The Western countries raise the issue of human rights violations only at private meetings with Ukraine’s authorities without speaking about it publicly and that evokes a feeling of impunity among the country’s authorities, Lavrov said.
"The countries that have a dominant influence on the behavior of Kiev’s authorities in this case have more leverages to prevent rude violations of human rights," Lavrov noted. "These ideas are brought home to the Kiev administration in private talks, and we know it is so: both OSCE representatives and representatives for the leading European countries are doing so. They are doing it quietly, hoping that the power of conviction, the power of influence and the West’s leverages for Kiev - economic and other - will work. However, particularly because they feel shy to do it publicly, Kiev’s authorities are left with a feeling of complete impunity," the minister said, answering the question on the hushing up by the Western countries of human rights violations in Ukraine.
In light of this, Lavrov concluded that the West is currently responsible for the actions of Ukraine’s authorities, as European countries backed the coup d’etat in Ukraine in the past.
Russian Foreign Minister also said that Moscow has provided the Organization for Security and Cooperation in Europe (OSCE) with a comparison chart containing the responses OSCE Representative on Freedom of the Media Harlem Desir gave to the violations of journalists' rights in various countries.
"It is clear to us that [Chief Editor of the RIA Novosti Ukraine news outlet] Kirill Vyshinsky was arrested only for fulfilling his professional duties, covering the situation and expressing his view on it in order to provide objective information about what is going on in Ukraine to the public, as there is no free access to Russian media outlets," Lavrov said. "We pointed out that Harlem Desir once again expressed regret, following a court ruling extending Kirill Vyshinsky’s arrest until December 28," he said.
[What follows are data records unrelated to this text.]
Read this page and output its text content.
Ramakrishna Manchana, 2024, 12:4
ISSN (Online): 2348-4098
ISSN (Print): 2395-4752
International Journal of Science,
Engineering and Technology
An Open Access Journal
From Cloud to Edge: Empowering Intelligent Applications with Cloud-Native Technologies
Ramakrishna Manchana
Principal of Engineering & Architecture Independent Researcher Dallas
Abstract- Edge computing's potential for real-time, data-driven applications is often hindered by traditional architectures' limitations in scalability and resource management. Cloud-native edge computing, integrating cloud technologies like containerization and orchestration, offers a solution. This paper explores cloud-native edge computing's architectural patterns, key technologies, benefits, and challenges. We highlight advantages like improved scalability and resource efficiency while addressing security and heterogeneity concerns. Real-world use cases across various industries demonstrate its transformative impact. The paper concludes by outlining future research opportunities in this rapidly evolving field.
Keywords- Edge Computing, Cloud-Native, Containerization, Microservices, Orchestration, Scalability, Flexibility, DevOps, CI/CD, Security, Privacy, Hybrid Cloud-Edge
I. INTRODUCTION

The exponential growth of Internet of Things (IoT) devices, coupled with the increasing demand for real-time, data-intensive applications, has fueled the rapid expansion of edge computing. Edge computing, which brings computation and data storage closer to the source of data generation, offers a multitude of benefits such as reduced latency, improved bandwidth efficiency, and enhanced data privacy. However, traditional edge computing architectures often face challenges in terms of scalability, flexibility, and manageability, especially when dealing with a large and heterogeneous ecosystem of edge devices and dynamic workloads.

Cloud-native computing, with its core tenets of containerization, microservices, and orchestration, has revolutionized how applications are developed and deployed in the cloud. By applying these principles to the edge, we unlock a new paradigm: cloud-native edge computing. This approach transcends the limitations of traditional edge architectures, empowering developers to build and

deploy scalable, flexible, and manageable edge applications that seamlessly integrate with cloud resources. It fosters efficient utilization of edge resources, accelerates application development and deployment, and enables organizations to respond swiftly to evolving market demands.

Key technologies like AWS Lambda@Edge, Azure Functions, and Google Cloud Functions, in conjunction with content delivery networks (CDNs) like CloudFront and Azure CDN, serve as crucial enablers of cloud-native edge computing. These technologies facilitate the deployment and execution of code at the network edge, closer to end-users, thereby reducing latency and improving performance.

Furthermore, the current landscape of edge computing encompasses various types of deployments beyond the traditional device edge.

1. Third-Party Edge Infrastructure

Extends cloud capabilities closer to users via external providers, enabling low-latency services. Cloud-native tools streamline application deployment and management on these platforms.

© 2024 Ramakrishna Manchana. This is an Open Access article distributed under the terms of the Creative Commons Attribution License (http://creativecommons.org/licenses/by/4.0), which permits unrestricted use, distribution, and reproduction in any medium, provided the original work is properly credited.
"We also drew the attention of our colleagues from the OSCE to the fact that the OSCE representative’s response to violations of journalists' rights is not always the same," the Russian top diplomat went on to say. "We provided them with a comparison chart containing his expression of negative attitude towards violations concerning Russian journalists, on the one hand, and to violations of foreign journalists’ rights, on the other," he explained.
According to Lavrov, Moscow calls on all OSCE agencies to abandon double standards. "When we witness a blatant violation of the fundamental rights of a journalist or any other person, our response should be adequate," he stressed.
Vyshinsky case
On May 15, the Ukrainian Security Service (SBU) carried out a large-scale operation against RIA Novosti Ukraine staff members, accusing them of high treason. The news agency’s Chief Editor Kirill Vyshinsky was arrested. Searches were conducted in the news agency’s Kiev office and press center, as well as in some journalists’ apartments. The SBU also issued a statement claiming that "a network of media structures, which Moscow used for carrying out a hybrid war" against Kiev had been exposed.
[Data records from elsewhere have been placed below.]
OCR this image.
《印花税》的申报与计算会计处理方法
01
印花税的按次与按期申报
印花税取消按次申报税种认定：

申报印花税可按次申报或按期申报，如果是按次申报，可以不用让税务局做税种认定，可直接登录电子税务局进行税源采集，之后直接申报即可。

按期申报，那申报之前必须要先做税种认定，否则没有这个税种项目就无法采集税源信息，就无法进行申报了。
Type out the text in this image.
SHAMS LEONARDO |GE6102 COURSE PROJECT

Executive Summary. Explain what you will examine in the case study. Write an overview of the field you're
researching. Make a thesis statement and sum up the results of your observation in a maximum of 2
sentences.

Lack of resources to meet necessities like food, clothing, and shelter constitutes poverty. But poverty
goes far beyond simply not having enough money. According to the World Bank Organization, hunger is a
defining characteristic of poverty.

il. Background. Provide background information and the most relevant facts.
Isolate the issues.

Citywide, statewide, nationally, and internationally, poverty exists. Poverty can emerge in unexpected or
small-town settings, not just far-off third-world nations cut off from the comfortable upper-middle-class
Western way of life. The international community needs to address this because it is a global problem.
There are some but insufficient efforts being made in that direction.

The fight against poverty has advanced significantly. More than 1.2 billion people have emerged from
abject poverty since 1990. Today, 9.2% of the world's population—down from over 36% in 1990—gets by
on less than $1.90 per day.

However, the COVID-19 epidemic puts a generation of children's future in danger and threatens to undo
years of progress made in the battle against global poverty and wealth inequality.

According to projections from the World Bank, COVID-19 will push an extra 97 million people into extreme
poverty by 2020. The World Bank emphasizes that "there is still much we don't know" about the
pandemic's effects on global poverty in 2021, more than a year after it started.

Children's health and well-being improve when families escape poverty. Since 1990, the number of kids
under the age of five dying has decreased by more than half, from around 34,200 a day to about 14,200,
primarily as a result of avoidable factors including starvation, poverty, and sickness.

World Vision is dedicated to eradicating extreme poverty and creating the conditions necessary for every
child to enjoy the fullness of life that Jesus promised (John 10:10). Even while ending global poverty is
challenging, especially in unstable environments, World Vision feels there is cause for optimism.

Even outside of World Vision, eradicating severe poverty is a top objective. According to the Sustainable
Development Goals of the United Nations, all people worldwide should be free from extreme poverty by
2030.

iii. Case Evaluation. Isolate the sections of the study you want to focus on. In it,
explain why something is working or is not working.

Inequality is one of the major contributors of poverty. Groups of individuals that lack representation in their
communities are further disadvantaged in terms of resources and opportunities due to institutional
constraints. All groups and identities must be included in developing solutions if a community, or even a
Charges against Vyshinsky are particularly based on a number of the journalist’s articles dedicated to the 2014 events in Crimea. If found guilty, the journalist may face up to 15 years. However, he pleaded not guilty.
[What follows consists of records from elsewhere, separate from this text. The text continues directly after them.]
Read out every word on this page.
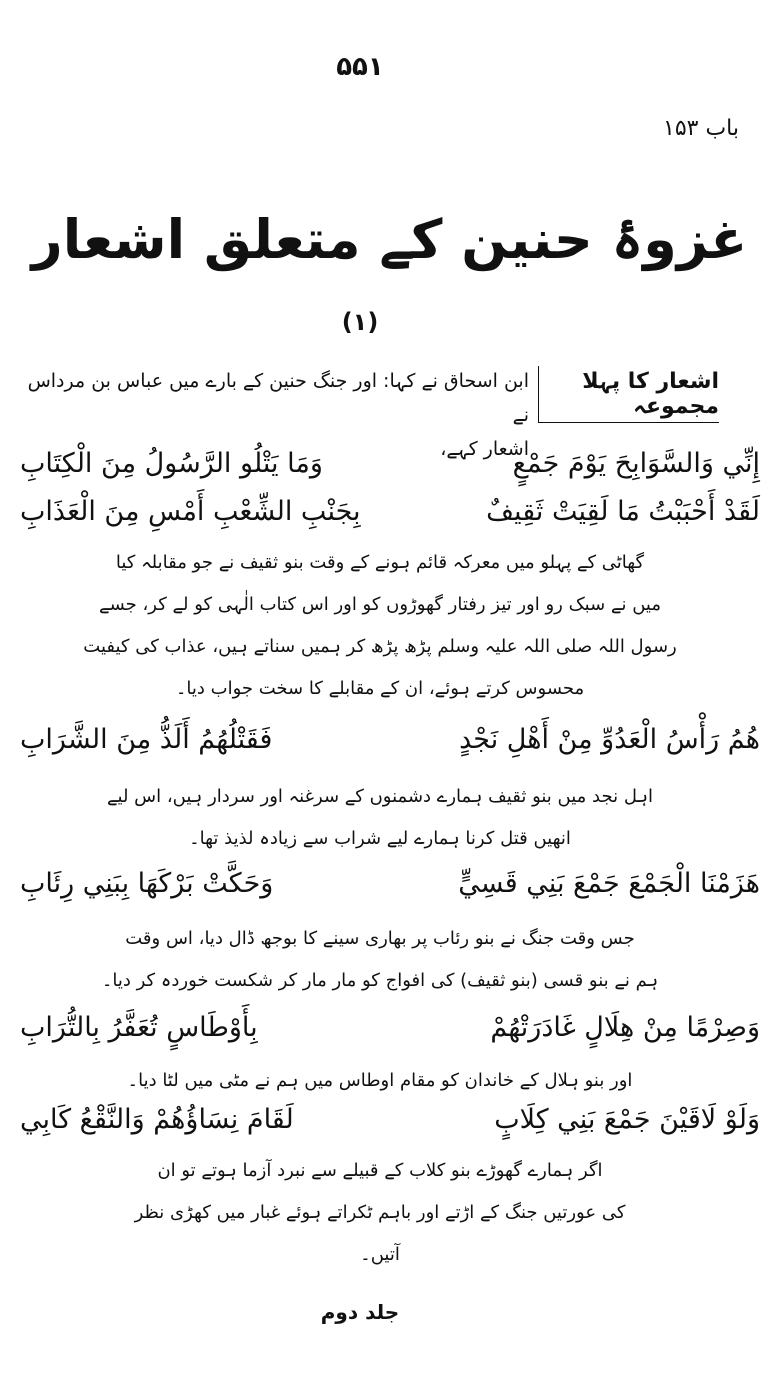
۵۵۱
باب ۱۵۳
غزوۂ حنین کے متعلق اشعار
(۱)
اشعار کا پہلا مجموعہ
ابن اسحاق نے کہا: اور جنگ حنین کے بارے میں عباس بن مرداس نے
اشعار کہے،
إِنِّي وَالسَّوَابِحَ يَوْمَ جَمْعٍ
وَمَا يَتْلُو الرَّسُولُ مِنَ الْكِتَابِ
لَقَدْ أَحْبَبْتُ مَا لَقِيَتْ ثَقِيفٌ
بِجَنْبِ الشِّعْبِ أَمْسِ مِنَ الْعَذَابِ
گھاٹی کے پہلو میں معرکہ قائم ہونے کے وقت بنو ثقیف نے جو مقابلہ کیا
میں نے سبک رو اور تیز رفتار گھوڑوں کو اور اس کتاب الٰہی کو لے کر، جسے
رسول اللہ صلی اللہ علیہ وسلم پڑھ پڑھ کر ہمیں سناتے ہیں، عذاب کی کیفیت
محسوس کرتے ہوئے، ان کے مقابلے کا سخت جواب دیا۔
هُمُ رَأْسُ الْعَدُوِّ مِنْ أَهْلِ نَجْدٍ
فَقَتْلُهُمُ أَلَذُّ مِنَ الشَّرَابِ
اہل نجد میں بنو ثقیف ہمارے دشمنوں کے سرغنہ اور سردار ہیں، اس لیے
انھیں قتل کرنا ہمارے لیے شراب سے زیادہ لذیذ تھا۔
هَزَمْنَا الْجَمْعَ جَمْعَ بَنِي قَسِيٍّ
وَحَكَّتْ بَرْكَهَا بِبَنِي رِئَابِ
جس وقت جنگ نے بنو رئاب پر بھاری سینے کا بوجھ ڈال دیا، اس وقت
ہم نے بنو قسی (بنو ثقیف) کی افواج کو مار مار کر شکست خوردہ کر دیا۔
وَصِرْمًا مِنْ هِلَالٍ غَادَرَتْهُمْ
بِأَوْطَاسٍ تُعَفَّرُ بِالتُّرَابِ
اور بنو ہلال کے خاندان کو مقام اوطاس میں ہم نے مٹی میں لٹا دیا۔
وَلَوْ لَاقَيْنَ جَمْعَ بَنِي كِلَابٍ
لَقَامَ نِسَاؤُهُمْ وَالنَّقْعُ كَابِي
اگر ہمارے گھوڑے بنو کلاب کے قبیلے سے نبرد آزما ہوتے تو ان
کی عورتیں جنگ کے اڑتے اور باہم ٹکراتے ہوئے غبار میں کھڑی نظر
آتیں۔
جلد دوم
Vyshinsky, originally a Ukrainian national, obtained Russian citizenship in 2015. He addressed Ukrainian President Pyotr Poroshenko from the courtroom, renouncing his Ukrainian citizenship and saying he considered himself to be only a Russian national. He also addressed Russian President Vladimir Putin, asking for legal assistance in his release.
On November 1, Ukraine’s Kherson City Court extended Vyshinsky’s arrest until December 28.